Audio Datasets¶

Extern Sprint Dataset¶

class SprintDataset.ExternSprintDataset(sprintTrainerExecPath, sprintConfigStr, partitionEpoch=None, **kwargs)[source]¶

Bases: SprintDatasetBase

This is a Dataset which you can use directly in RETURNN. You can use it to get any type of data from Sprint (RWTH ASR toolkit), e.g. you can use Sprint to do feature extraction and preprocessing.

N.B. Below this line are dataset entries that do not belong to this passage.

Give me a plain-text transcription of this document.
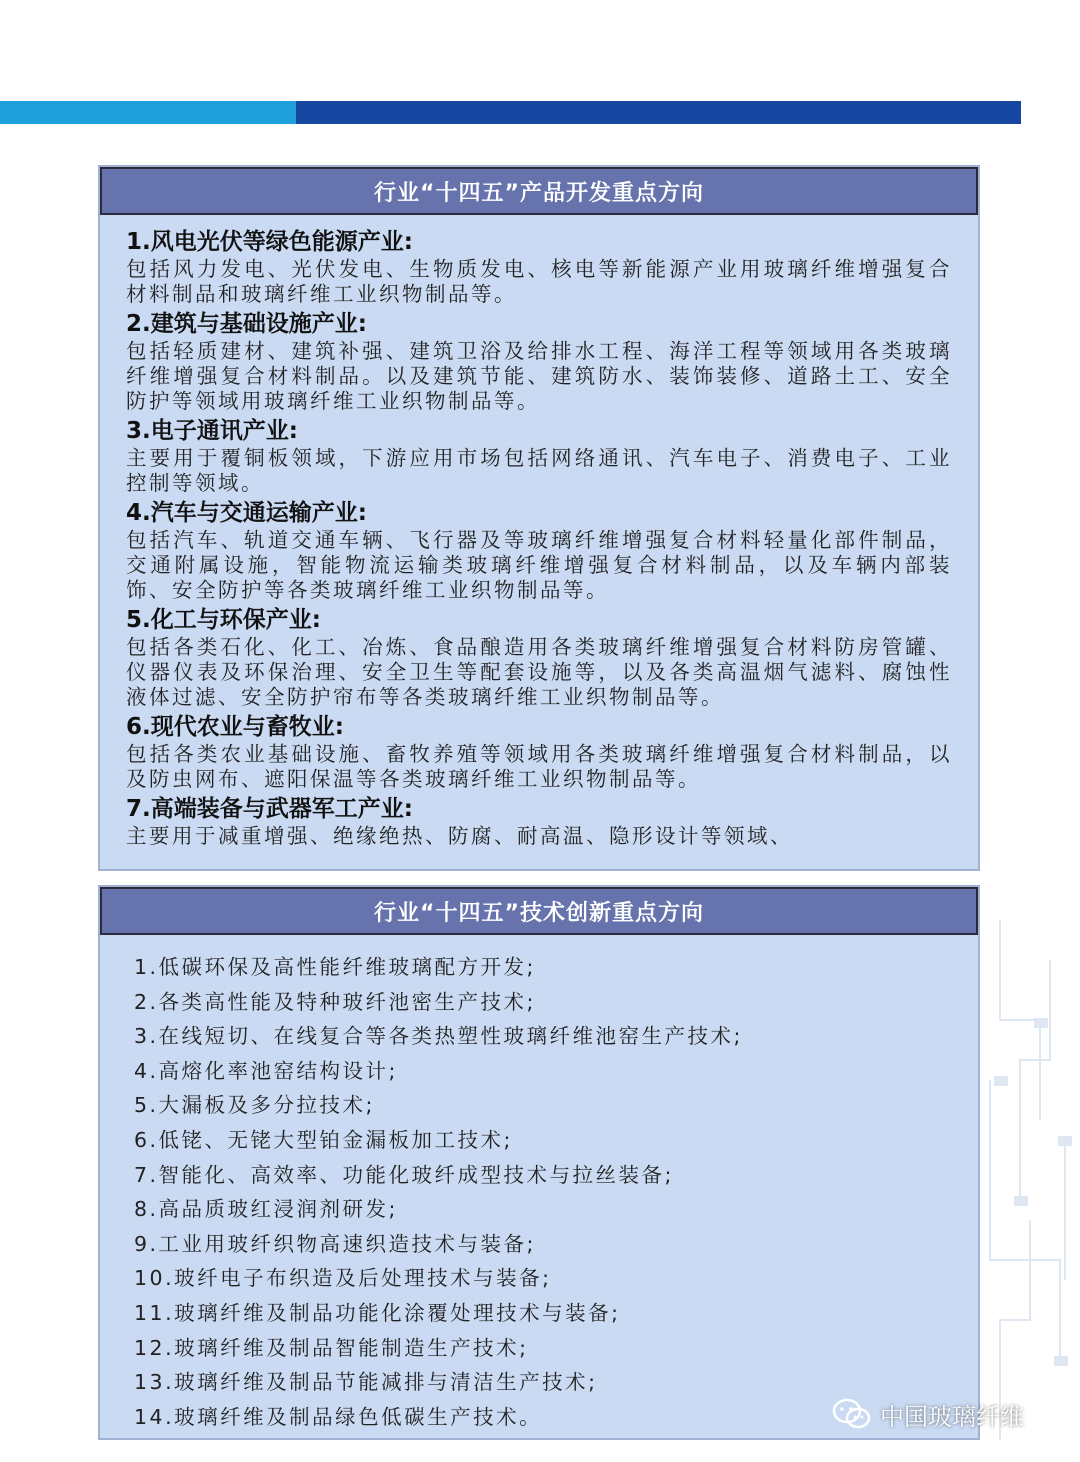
行业“十四五”产品开发重点方向

1.风电光伏等绿色能源产业:

包括风力发电、光伏发电、生物质发电、核电等新能源产业用玻璃纤维增强复合材料制品和玻璃纤维工业织物制品等。

2.建筑与基础设施产业:

包括轻质建材、建筑补强、建筑卫浴及给排水工程、海洋工程等领域用各类玻璃纤维增强复合材料制品。以及建筑节能、建筑防水、装饰装修、道路土工、安全防护等领域用玻璃纤维工业织物制品等。

3.电子通讯产业:

主要用于覆铜板领域，下游应用市场包括网络通讯、汽车电子、消费电子、工业控制等领域。

4.汽车与交通运输产业:

包括汽车、轨道交通车辆、飞行器及等玻璃纤维增强复合材料轻量化部件制品，交通附属设施，智能物流运输类玻璃纤维增强复合材料制品，以及车辆内部装饰、安全防护等各类玻璃纤维工业织物制品等。

5.化工与环保产业:

包括各类石化、化工、冶炼、食品酿造用各类玻璃纤维增强复合材料防房管罐、仪器仪表及环保治理、安全卫生等配套设施等，以及各类高温烟气滤料、腐蚀性液体过滤、安全防护帘布等各类玻璃纤维工业织物制品等。

6.现代农业与畜牧业:

包括各类农业基础设施、畜牧养殖等领域用各类玻璃纤维增强复合材料制品，以及防虫网布、遮阳保温等各类玻璃纤维工业织物制品等。

7.高端装备与武器军工产业:

主要用于减重增强、绝缘绝热、防腐、耐高温、隐形设计等领域、

行业“十四五”技术创新重点方向
1.低碳环保及高性能纤维玻璃配方开发;
2.各类高性能及特种玻纤池密生产技术;
3.在线短切、在线复合等各类热塑性玻璃纤维池窑生产技术;
4.高熔化率池窑结构设计;
5.大漏板及多分拉技术;
6.低铑、无铑大型铂金漏板加工技术;
7.智能化、高效率、功能化玻纤成型技术与拉丝装备;
8.高品质玻红浸润剂研发;
9.工业用玻纤织物高速织造技术与装备;
10.玻纤电子布织造及后处理技术与装备;
11.玻璃纤维及制品功能化涂覆处理技术与装备;
12.玻璃纤维及制品智能制造生产技术;
13.玻璃纤维及制品节能减排与清洁生产技术;
14.玻璃纤维及制品绿色低碳生产技术。	中国玻璃纤维
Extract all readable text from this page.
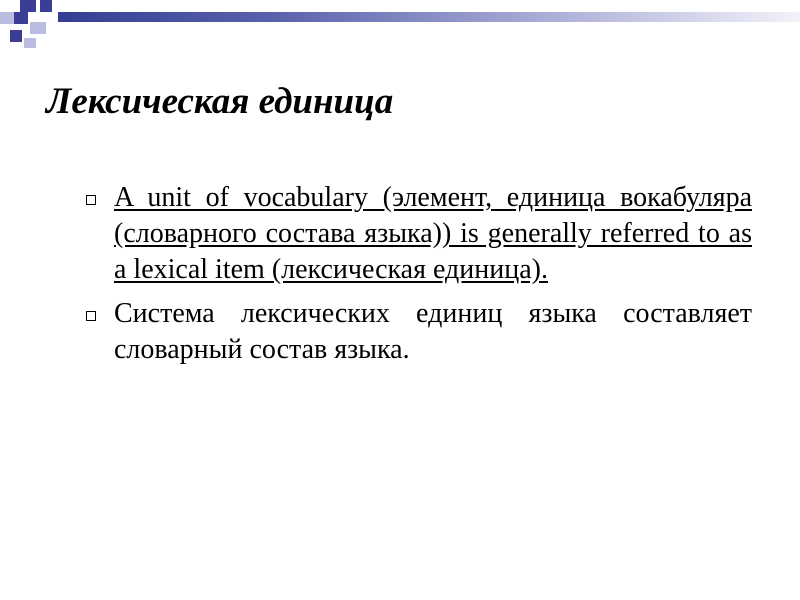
Лексическая единица
A unit of vocabulary (элемент, единица вокабуляра (словарного состава языка)) is generally referred to as a lexical item (лексическая единица).
Система лексических единиц языка составляет словарный состав языка.
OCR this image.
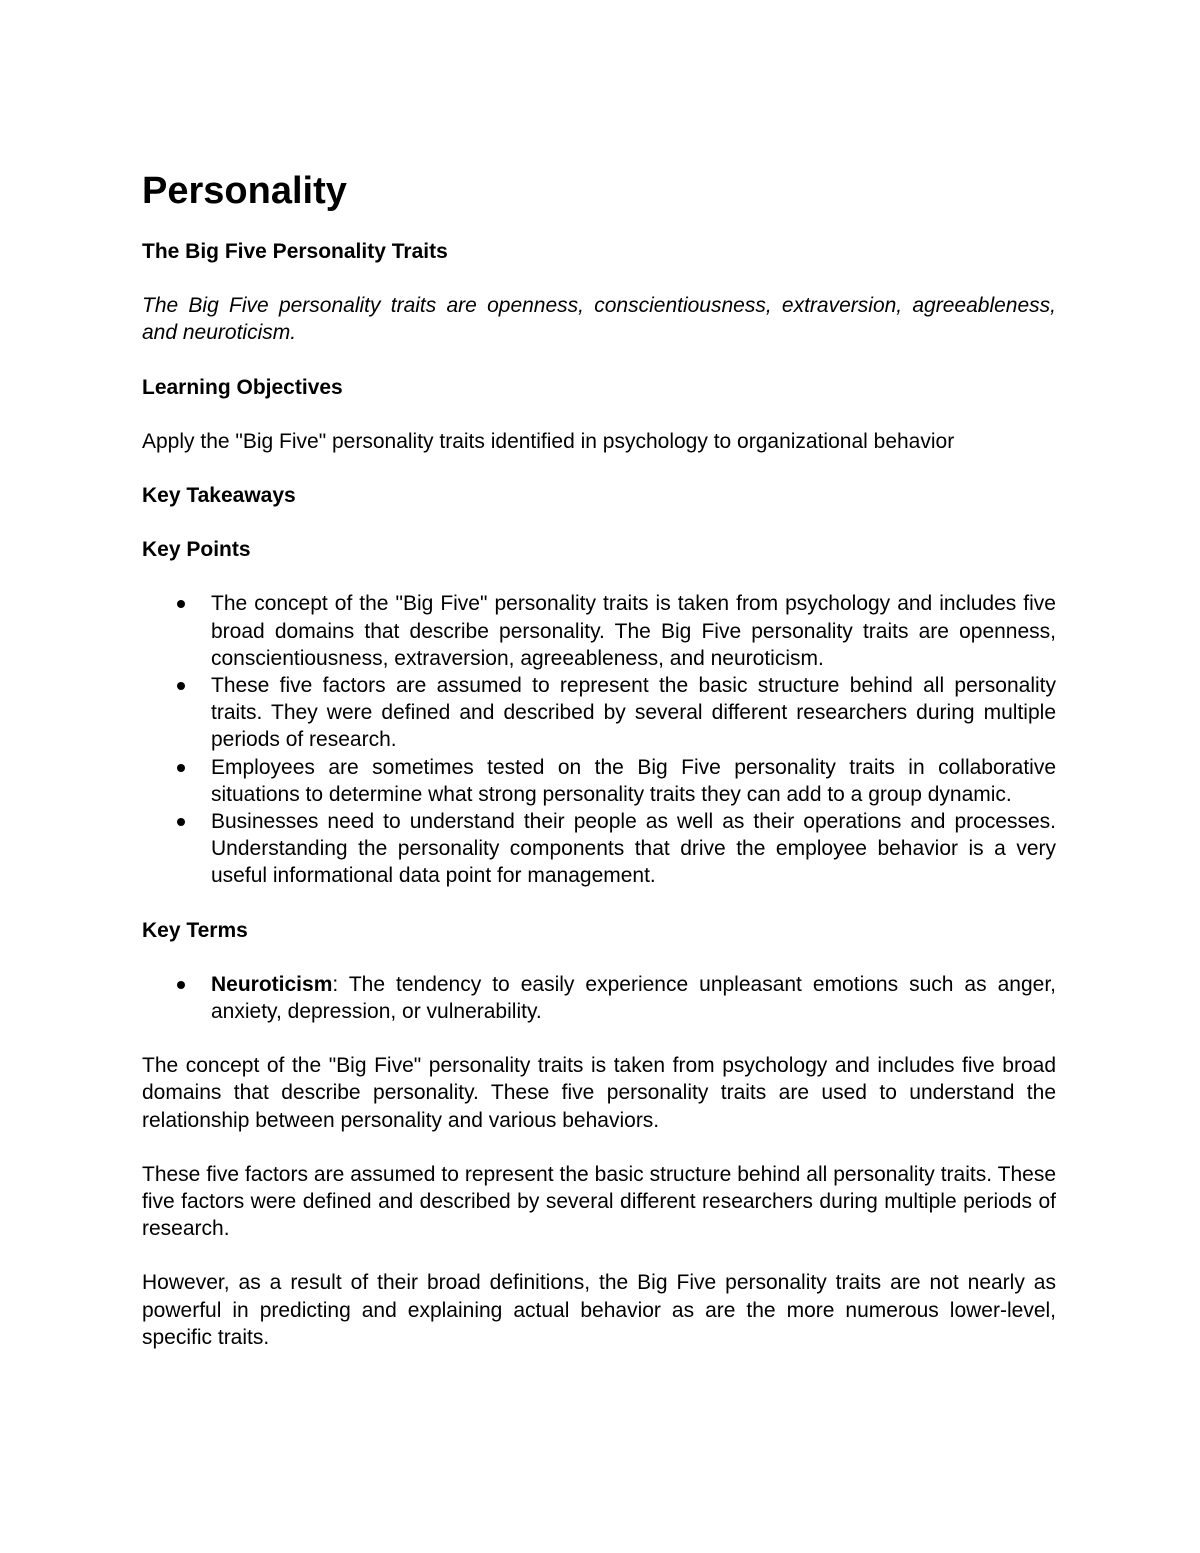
Personality
The Big Five Personality Traits

The Big Five personality traits are openness, conscientiousness, extraversion, agreeableness, and neuroticism.

Learning Objectives

Apply the "Big Five" personality traits identified in psychology to organizational behavior

Key Takeaways
Key Points
The concept of the "Big Five" personality traits is taken from psychology and includes five broad domains that describe personality. The Big Five personality traits are openness, conscientiousness, extraversion, agreeableness, and neuroticism.
These five factors are assumed to represent the basic structure behind all personality traits. They were defined and described by several different researchers during multiple periods of research.
Employees are sometimes tested on the Big Five personality traits in collaborative situations to determine what strong personality traits they can add to a group dynamic.
Businesses need to understand their people as well as their operations and processes. Understanding the personality components that drive the employee behavior is a very useful informational data point for management.
Key Terms
Neuroticism: The tendency to easily experience unpleasant emotions such as anger, anxiety, depression, or vulnerability.

The concept of the "Big Five" personality traits is taken from psychology and includes five broad domains that describe personality. These five personality traits are used to understand the relationship between personality and various behaviors.

These five factors are assumed to represent the basic structure behind all personality traits. These five factors were defined and described by several different researchers during multiple periods of research.

However, as a result of their broad definitions, the Big Five personality traits are not nearly as powerful in predicting and explaining actual behavior as are the more numerous lower-level, specific traits.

This class is like SprintDatasetBase, except that we will start an external Sprint instance ourselves which will forward the data to us over a pipe. The Sprint subprocess will use SprintExternInterface to communicate with us.

Parameters:

sprintTrainerExecPath (str|list[str])
sprintConfigStr (str | list[str] | ()->str | list[()->str] | ()->list[str] | ()->list[()->str]) – via eval_shell_str
partitionEpoch (int|None) – deprecated. use partition_epoch instead

Ogg Zip Dataset¶

class GeneratingDataset.OggZipDataset(path: str | Sequence[str], *, content_name: str | Sequence[str] | None = None, resolve_symlink_for_name: bool = False, audio: Dict[str, Any] | None, targets: Vocabulary | Dict[str, Any] | None, targets_post_process=None, use_cache_manager: bool = False, segment_file: str | None = None, zip_audio_files_have_name_as_prefix: bool = True, fixed_random_subset: float | int | None = None, fixed_random_subset_seed: int = 42, epoch_wise_filter: dict | None = None, **kwargs)[source]¶

Bases: CachedDataset2

Generic dataset which reads a Zip file containing Ogg files for each sequence and a text document. The feature extraction settings are determined by the audio option, which is passed to ExtractAudioFeatures. Does also support Wav files, and might even support other file formats readable by the ‘soundfile’ library (not tested). By setting audio or targets to None, the dataset can be used in text only or audio only mode. The content of the zip file is:

a .txt file with the same name as the zipfile, containing a python list of dictionaries

a subfolder with the same name as the zipfile, containing the audio files

The dictionaries in the .txt file must be a list of dicts, i.e. have the following structure:

[{'text': 'some utterance text', 'duration': 2.3, 'file': 'sequence0.wav'},
 ...]

The dict can optionally also have the entry 'seq_name': 'arbitrary_sequence_name'. If seq_name is not included, the seq_tag will be the name of the file. duration is mandatory, as this information is needed for the sequence sorting, however, it does not have to match the real duration in any way.

Parameters:

path – filename to zip
content_name – internal name of the dataset, which is used for filenames inside the ZIP. If not given, the internal name is determined as os.path.splitext(os.path.basename(path))[0].
resolve_symlink_for_name – The internal name of the dataset, which is used for filenames inside the ZIP, is determined as os.path.splitext(os.path.basename(path))[0] (if content_name is not given). If this is True, we will resolve symlinks for the name first.
audio – options for ExtractAudioFeatures. use {} for default. None means to disable.
targets – options for Vocabulary.create_vocab() (e.g. BytePairEncoding)
targets_post_process (str|list[str]|((str)->str)|None) – get_post_processor_function(), applied on orth
use_cache_manager – uses returnn.util.basic.cf()
segment_file – .txt or .gz text file containing sequence tags that will be used as whitelist. Note: This is somewhat deprecated, as we also support seq_list_filter_file (via the base class), which does the same but more universally.
zip_audio_files_have_name_as_prefix
fixed_random_subset – Value in [0,1] to specify the fraction, or integer >=1 which specifies number of seqs. If given, will use this random subset. This will be applied initially at loading time, i.e. not dependent on the epoch. It uses the fixed fixed_random_subset_seed as seed, i.e. it’s deterministic.
fixed_random_subset_seed – Seed for drawing the fixed random subset, default 42
epoch_wise_filter – see init_seq_order